Brabant Wallon

Le prévenu avait subtilisé une facture et modifié le numéro de compte

Né à Kinshasa et habitant à Londres où il vient de changer de nom et de prénom, Gilva M. n’a a priori aucune attache en Belgique et aucune raison d’ouvrir un compte bancaire dans le Royaume. Il l’a pourtant fait, à la fin de l’année 2013, en se servant de son passeport.

À le suivre, il s’agissait juste d’aider un tiers - dont il ne sait pas dire grand-chose - et qui venait de réaliser une opération immobilière au Congo. Il est vrai que rapidement, 55.000 € sont arrivés sur ce compte. Mais ils n’y sont pas restés très longtemps : Gilva a transféré la somme sur un autre de ses comptes personnels, qu’il avait ouvert cette fois à… Hong Kong, en Chine.

Là, il s’agissait d’une démarche pour ouvrir un salon de coiffure qui, finalement, sera localisé en Angleterre. L’argent a été retiré en Chine, et donné en cash à un tiers moyennant une belle commission : 10.000 €.

Les 55.000 € venaient en réalité d’une escroquerie commise à Nivelles. Un courrier d’avocat demandant à une agence bancaire la libération d’un cautionnement avait été détourné. Et selon un procédé devenu relativement classique, les auteurs ont modifié le numéro de compte après avoir intercepté la lettre, puis l’ont remise dans le circuit postal en espérant que le débiteur n’y verrait que du feu.

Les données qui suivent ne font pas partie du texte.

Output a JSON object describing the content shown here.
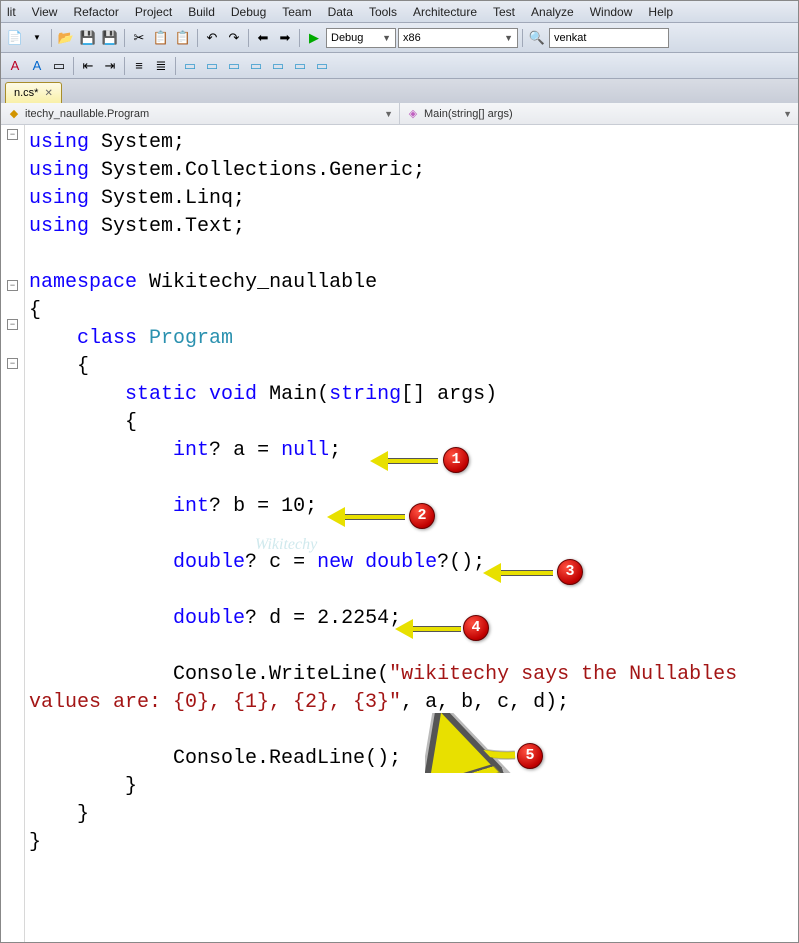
{
  "menu": [
    "lit",
    "View",
    "Refactor",
    "Project",
    "Build",
    "Debug",
    "Team",
    "Data",
    "Tools",
    "Architecture",
    "Test",
    "Analyze",
    "Window",
    "Help"
  ],
  "toolbar": {
    "config": "Debug",
    "platform": "x86",
    "search": "venkat"
  },
  "tab": {
    "name": "n.cs*"
  },
  "nav": {
    "left": "itechy_naullable.Program",
    "right": "Main(string[] args)"
  },
  "code": {
    "kw_using": "using",
    "sys": "System;",
    "sys_gen": "System.Collections.Generic;",
    "sys_linq": "System.Linq;",
    "sys_text": "System.Text;",
    "kw_namespace": "namespace",
    "ns_name": "Wikitechy_naullable",
    "brace_o": "{",
    "brace_c": "}",
    "kw_class": "class",
    "cls_program": "Program",
    "kw_static": "static",
    "kw_void": "void",
    "main_sig": "Main(",
    "kw_string": "string",
    "args": "[] args)",
    "kw_int": "int",
    "q": "?",
    "a_decl": " a = ",
    "kw_null": "null",
    "semi": ";",
    "b_decl": " b = 10;",
    "kw_double": "double",
    "c_decl": " c = ",
    "kw_new": "new",
    "dbl_paren": "?();",
    "d_decl": " d = 2.2254;",
    "console_wl": "Console.WriteLine(",
    "str_part": "\"wikitechy says the Nullables ",
    "line_wrap": "values are: {0}, {1}, {2}, {3}\"",
    "args_tail": ", a, b, c, d);",
    "console_rl": "Console.ReadLine();"
  },
  "bubbles": {
    "1": "1",
    "2": "2",
    "3": "3",
    "4": "4",
    "5": "5"
  },
  "watermark": "Wikitechy"
}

Et c’est ce qui s’est produit.

Arrêté en Angleterre, Gilva a comparu devant le tribunal correctionnel du Brabant wallon mais n’a pas vraiment convaincu par ses explications. Le jugement qui vient de tomber estime qu’il n’est pas le naïf qu’il affirme avoir été dans cette histoire, et l’importance de la commission qu’il a perçue dans le cadre de cette escroquerie internationale en témoigne.

Il écope dès lors de deux ans de prison avec sursis, d’une amende ferme de 3.000 €, et 52.000 € lui sont confisqués.